Bundeswehrhilfe für die Polizei umstritten

Entwurf des Bundesinnenministeriums will die Amtshilfe der Bundeswehr für die Polizei neu regeln / SPD-Obmann Nöbel: Bedenkliche Weg eingeschlagen / Umfaller Burkhard Hirsch: Wichtiger Schritt in die richtige Richtung / Entwurf jetzt bei den Länderministerien  ■  Von Wolfgang Gast

Berlin (taz) - Der Obmann der SPD-Fraktion im Bonner Innenausschuß, Wilhelm Nöbel, reagierte mit völligem Unverständnis. Ihn empörte, daß die Bundesregierung jetzt in der Sommerpause einen Erlaß über die Amtshilfe der Bundeswehr für die Polizei durchboxen will, „obwohl in der letzten Sitzung des Innenausschusses massive Kritik - nicht nur von Seiten der Opposition - und gravierende verfassungsrechtliche Bedenken laut geworden sind“. Seine Bedenken richten sich gegen den am 21. Juni im Innenausschuß vorgestellte Entwurf, der die Richtlinien über eine Amtshilfe der Bundeswehr für die Polizei neu regeln soll. Nach dem Papier, das für die Öffentlichkeit noch nicht freigeben ist, werden „Unterstützungshandlungen der Bundeswehr, die nicht als Einsatzhandlungen zu verstehen sind, keinen verfassungsrechtlichen Bedenken unterliegen“. Die Debatte, die sich jetzt abzeichnet, wird um Frage kreisen, was sind rechtlich zulässige „Amtshilfen“ und wie lassen sie sich von der für die Bundeswehr verfassungsrechtlich verbotenen „vollziehenden Gewalt“ abgrenzen.

Den Stein des Anstoßes lieferte ein Erlaß des Verteigungsminsiteriums aus dem Jahre 1987, der erst im vergangenen Herbst bekannt wurde. Darin hatte der damalige Innenminister Zimmermann den Polizeibehörden sowohl technische als auch logistische Hilfe der Bundeswehr bei Großdemonstrationen in Aussicht gestellt - etwa die Unterbrigung von Polzeieinheiten in Bundeswehrkaserenen, deren Verköstigung und ihren Transport. Konkret ging es um Hilfeleistungen im Zusammenhang mit befürchteten Auseinandersetzungen rund um die geplante Wackersdorefer WAA. KritikerInnen aus den Oppostionsparteien, dem Bonner Koalitionspartner FDP und Verfassungsrechtler sahen in dem Erlaß einen Bruch des Grundgesetzes - die Bundeswehr dürfe keinesfalls in innerstaatliche Auseinandesetuzngen hineingezogen werden. Als einzige Ausnahme käme käme der „innere Notstand“ in Frage - und auch das war bei der Einführung der entsprechenden Grundgesetzänderung in den 60er Jahren heftig umstritten.
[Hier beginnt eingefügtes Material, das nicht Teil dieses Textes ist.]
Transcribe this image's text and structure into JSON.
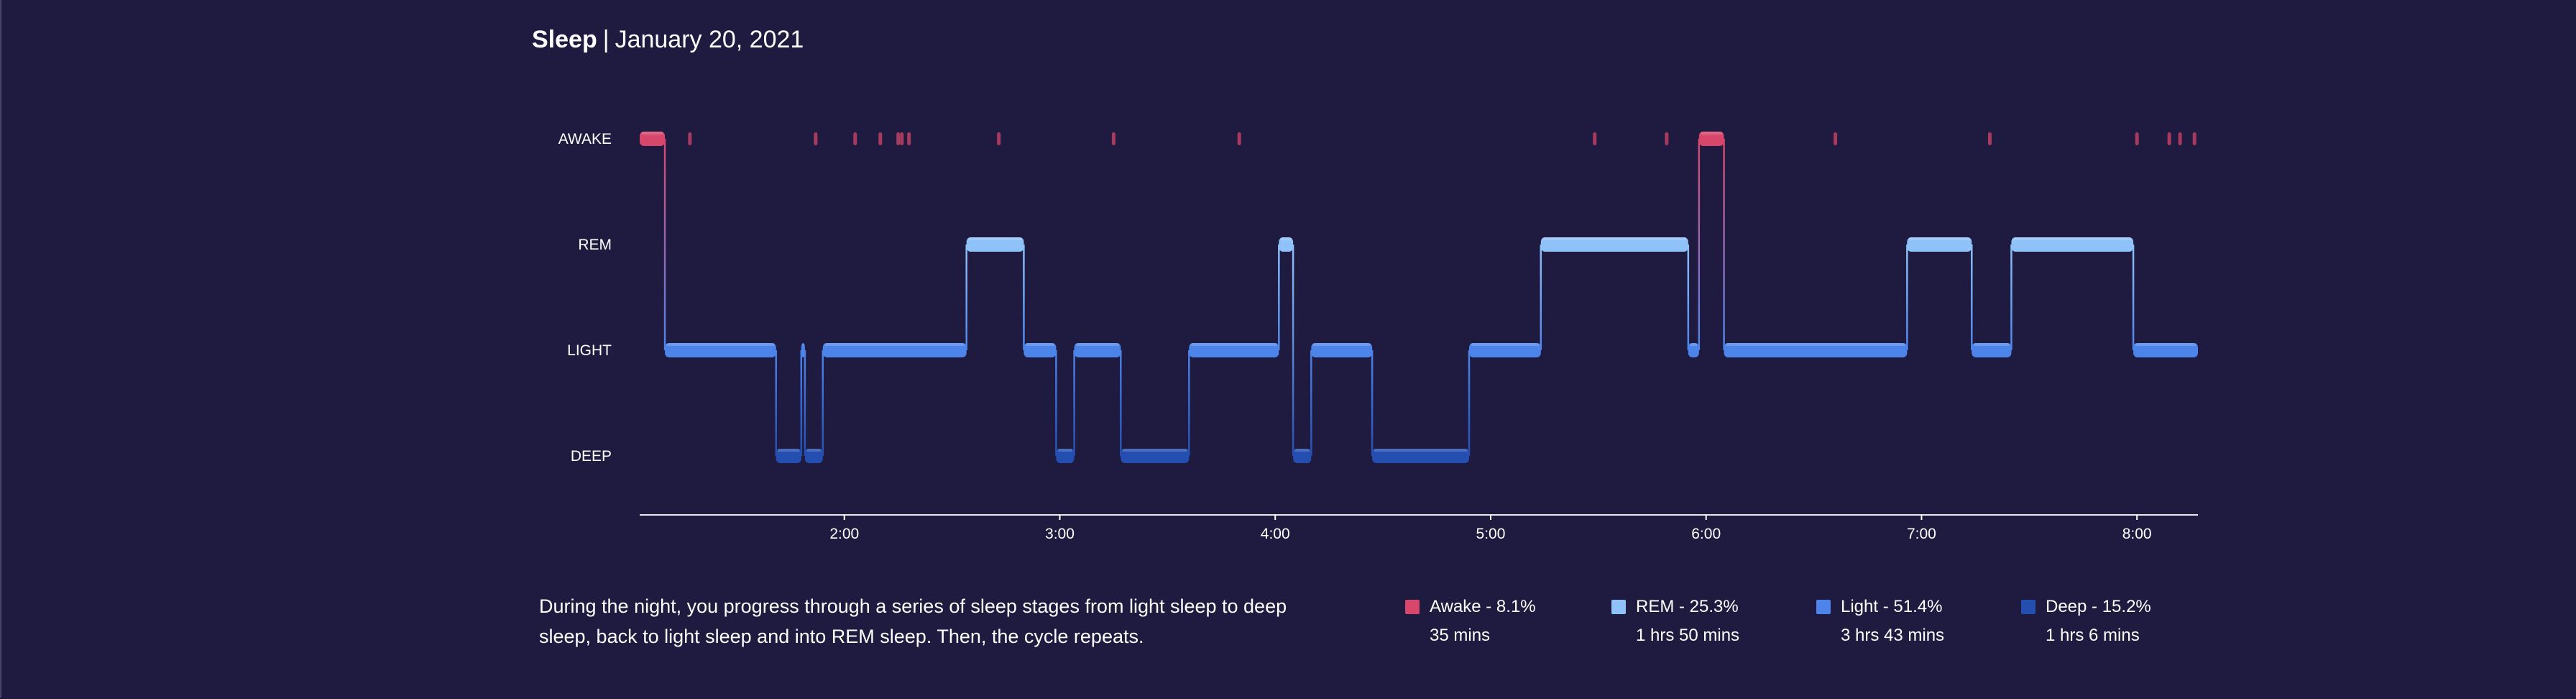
{
  "header": {
    "title": "Sleep",
    "separator": "|",
    "date": "January 20, 2021"
  },
  "description": "During the night, you progress through a series of sleep stages from light sleep to deep sleep, back to light sleep and into REM sleep. Then, the cycle repeats.",
  "legend": [
    {
      "label": "Awake - 8.1%",
      "duration": "35 mins",
      "color": "#d6476b"
    },
    {
      "label": "REM - 25.3%",
      "duration": "1 hrs 50 mins",
      "color": "#8fc2f8"
    },
    {
      "label": "Light - 51.4%",
      "duration": "3 hrs 43 mins",
      "color": "#4d84ea"
    },
    {
      "label": "Deep - 15.2%",
      "duration": "1 hrs 6 mins",
      "color": "#244fb0"
    }
  ],
  "colors": {
    "background": "#1f1a3f",
    "awake": "#d6476b",
    "rem": "#8fc2f8",
    "light": "#4d84ea",
    "deep": "#244fb0"
  },
  "chart_data": {
    "type": "step",
    "title": "Sleep",
    "stages": [
      "AWAKE",
      "REM",
      "LIGHT",
      "DEEP"
    ],
    "x_unit": "time of day",
    "xlim": [
      "1:03",
      "8:17"
    ],
    "xticks": [
      "2:00",
      "3:00",
      "4:00",
      "5:00",
      "6:00",
      "7:00",
      "8:00"
    ],
    "xtick_values_h": [
      2,
      3,
      4,
      5,
      6,
      7,
      8
    ],
    "xlim_h": [
      1.05,
      8.283
    ],
    "segments": [
      {
        "stage": "AWAKE",
        "start": 1.05,
        "end": 1.167
      },
      {
        "stage": "LIGHT",
        "start": 1.167,
        "end": 1.683
      },
      {
        "stage": "DEEP",
        "start": 1.683,
        "end": 1.8
      },
      {
        "stage": "LIGHT",
        "start": 1.8,
        "end": 1.817
      },
      {
        "stage": "DEEP",
        "start": 1.817,
        "end": 1.9
      },
      {
        "stage": "LIGHT",
        "start": 1.9,
        "end": 2.567
      },
      {
        "stage": "REM",
        "start": 2.567,
        "end": 2.833
      },
      {
        "stage": "LIGHT",
        "start": 2.833,
        "end": 2.983
      },
      {
        "stage": "DEEP",
        "start": 2.983,
        "end": 3.067
      },
      {
        "stage": "LIGHT",
        "start": 3.067,
        "end": 3.283
      },
      {
        "stage": "DEEP",
        "start": 3.283,
        "end": 3.6
      },
      {
        "stage": "LIGHT",
        "start": 3.6,
        "end": 4.017
      },
      {
        "stage": "REM",
        "start": 4.017,
        "end": 4.083
      },
      {
        "stage": "DEEP",
        "start": 4.083,
        "end": 4.167
      },
      {
        "stage": "LIGHT",
        "start": 4.167,
        "end": 4.45
      },
      {
        "stage": "DEEP",
        "start": 4.45,
        "end": 4.9
      },
      {
        "stage": "LIGHT",
        "start": 4.9,
        "end": 5.233
      },
      {
        "stage": "REM",
        "start": 5.233,
        "end": 5.917
      },
      {
        "stage": "LIGHT",
        "start": 5.917,
        "end": 5.967
      },
      {
        "stage": "AWAKE",
        "start": 5.967,
        "end": 6.083
      },
      {
        "stage": "LIGHT",
        "start": 6.083,
        "end": 6.933
      },
      {
        "stage": "REM",
        "start": 6.933,
        "end": 7.233
      },
      {
        "stage": "LIGHT",
        "start": 7.233,
        "end": 7.417
      },
      {
        "stage": "REM",
        "start": 7.417,
        "end": 7.983
      },
      {
        "stage": "LIGHT",
        "start": 7.983,
        "end": 8.283
      }
    ],
    "brief_awakenings_h": [
      1.283,
      1.867,
      2.05,
      2.167,
      2.25,
      2.267,
      2.3,
      2.717,
      3.25,
      3.833,
      5.483,
      5.817,
      6.6,
      7.317,
      8.0,
      8.15,
      8.2,
      8.267
    ]
  }
}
Einer der schärfsten Kritiker des 87er Erlasses, der FDP -Sicherheitsexperte Burkhardt Hirsch, ließ im Anschluß an die Vorstellung der Neu-Entwurfes erklären, „die Inanspruchnahme von Bundeswehreinrichtungen, Personal und Geräten bei Großeinsätzen der Polizei gehöhrt zu den wirklich sensiblen Punkten“. Er wolle keine „Politisierung der Bundeswehr“ und keine „Fortsetzung der Polizei mit militärischen Mitteln“. Im Gegensatz zu seinem sozialdemokratischen Kollegen Nöbel zieht er aber zu den Schluß: „Die neu vorgelegte Richtlinie von Bundesverteidigungsminister Stoltenberg ist ein wichtiger Schritt in die richtige Richtung“. Nöbel dagegen: „Mit dem Erlaß wird ein bedenklicher Weg eingeschlagen“.

Der Sprecher des Verteidigungsministeriums Winfried Dunkel betonte gestern, daß es sich um einen gemeinsamen Entwurf der Ministerien des Inneren, der Justiz und der Verteidigung handelt. Der geplante Erlaß werde in der jetzigen Form auch von allen Ressorts getragen. Nach der Sitzung des Ausschusses ist das Papier den Länderministerien mit der Bitte um Stellungnahme weitergeleitet worden. Sollten von deren Seite keine Einwände kommen könnte der Erlaß in Kraft treten.